Testing Time for Indian Hockey


After two final defeats to Belgium, Indian Hockey requires serious soul searching

By Adarsh Vinay, DANFES

Indian hockey fraternity is in a celebratory mood and understandably so. After all, defying all odds, the team managed to reclaim the bronze in the Hockey World League (HWL) Final. On the face of it, this was quite a credible comeback considering that the world’s crème de la crème was in Bhubaneswar parading their wares in the year-end spectacle.

Moreover, the host’s prospects were dented in the initial stages where it suffered ignominy against lowly opponents, qualitatively speaking. But then, in this hour of glory, rather than rest content, it is time the authorities at Hockey India (HI) go in for soul-searching besides working on the inherent loopholes that stood exposed, on a studious note.

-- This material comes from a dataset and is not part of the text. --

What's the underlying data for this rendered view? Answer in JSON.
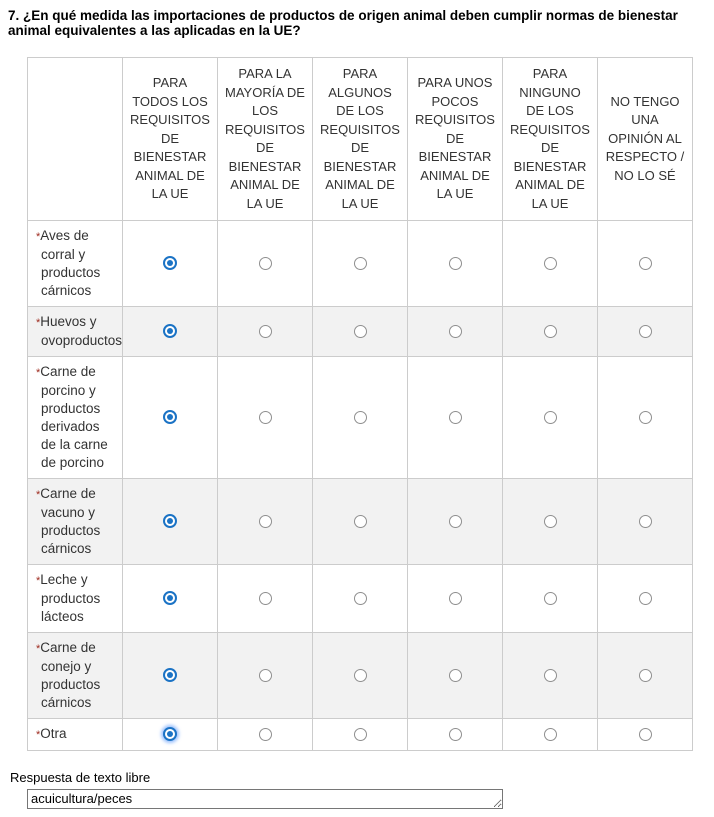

There is a general perception that Hockey India has not been promoting the sport to the required extent. Things remain unchanged at the grass-root level even as the over-ambitious Narinder Batra (perhaps inspired by N Srinivasan) was promoting himself at the global level, including becoming President of FIH. His ‘elevation’ did not ring in any changes at the ground-level, much like Srinivasan and Shashank Manohar at ICC.

To add salt to the wounds, Batra had to beat a hasty retreat and apologies after supporting the black armband protest by Indian players’ whey they were pitted against Pakistan in the HWL semi finals on June 18. It was demeaning on the part of an FIH boss to make a political statement when the fact of the matter is that Pakistan is as much a member of the international body as India is.

The position’s integrity mandates that he should swear by neutrality. In the circumstances, his preposterous show of patriotism is rather uncalled for and unbecoming of a man occupying such an exalted post. Batra can indulge in such political gimmicks when he becomes the President of Indian Olympic Association (IOA) that is almost certain to happen, sooner than later.

A tragic irony is that foreign coaches, who are paid millions, tend to spend more time on off-the-field comments and less on working on techniques of the boys. For instance, the Dutch coach Sjoerd Marijne contends that for bolstering Asian supremacy, an India-Pakistan showdown is unnecessary! It is like saying cricket does not need an Ashes or either USA or Russia will be enough for the sustenance of Olympics! The likes of Batra and Marijne should understand that in professional sport diatribe and day-dreaming are meaningless, and more so if Indian hockey has to show a semblance of what it was-a much-feared opponent. So, there is serious requirement for Indian Hockey to do the soul searching.

In the last two months, the Indian men’s hockey team has taken on Belgium five times and emerged triumphant on three of those occasions. Unfortunately for the Indian team, the other two matches, which they lost, were the crucial ones. This month alone, India have played and lost to Belgium in the final of the first as well as the second-leg of the Four Nation Invitational Hockey series.

Despite having beaten them 2-0 in the first-leg group stages, India went down 2-1 in the final. In the second leg, India won a pulsating encounter against Belgium 5-4. But they were unable to avenge the first final defeat and despite taking the lead four times, India drew 4-4 in regular time and ultimately went down 3-0 in the penalty shootout.

To focus on the positives, the two defeats apart, India were spectacular throughout the tournament, winning all 6 of the group games. Apart from the win against Belgium, India trounced Japan 6-0 in the first-leg opener and then defeated New Zealand 3-1 to book a berth in the final. In the second leg, India piped New Zealand 3-2 in the opener before overcoming a scare to defeat Japan 4-2 in the final group game. All in all, India scored 29 goals in the 8 matches they played and that is quite a reassuring number.

But while the goals India scored are commendable, it is the ones that we let in that cost us. Free flowing and spirited upfront, our defense has been shambolic, leaking too many goals. Against Belgium, especially in the second leg, India led on four occasions and really should have wrapped things up. But our inability to defend cost us and we sank in the shootouts. The problem isn’t just the occasional gaps in defense. Against stronger opponents, India’s entire strategy falls apart, letting opponents run all over us and that tendency has come back to haunt us.

Dilpreet Singh and Harmanpreet Singh were our star performers in front goal. Rupinder Pal Singh was rock solid in defense and also chipped in with valuable goals from penalty corners. Chinglensana Kangujam was always a live wire, cutting in from the flanks, while Harjeet Singh did his bit to boss the midfield. And while he was unable to save us in the penalty shootout, PR Sreejesh was spectacular in goal. In his defense, he did save the first Belgian attempt in the shootout. In December, in the quarterfinal of the HWL Final, it was Sreejesh’s heroics had helped India defeat Belgium 3-2 in a shootout.

And importantly, 3 wins out of 5 against the defending Olympic silver medalists are not record a bad result at all. It’s just that in a year which is only starting out and has a lot more up for grabs, both India Coach Sjoerd Marijne as well as the Indian team have their task cut out.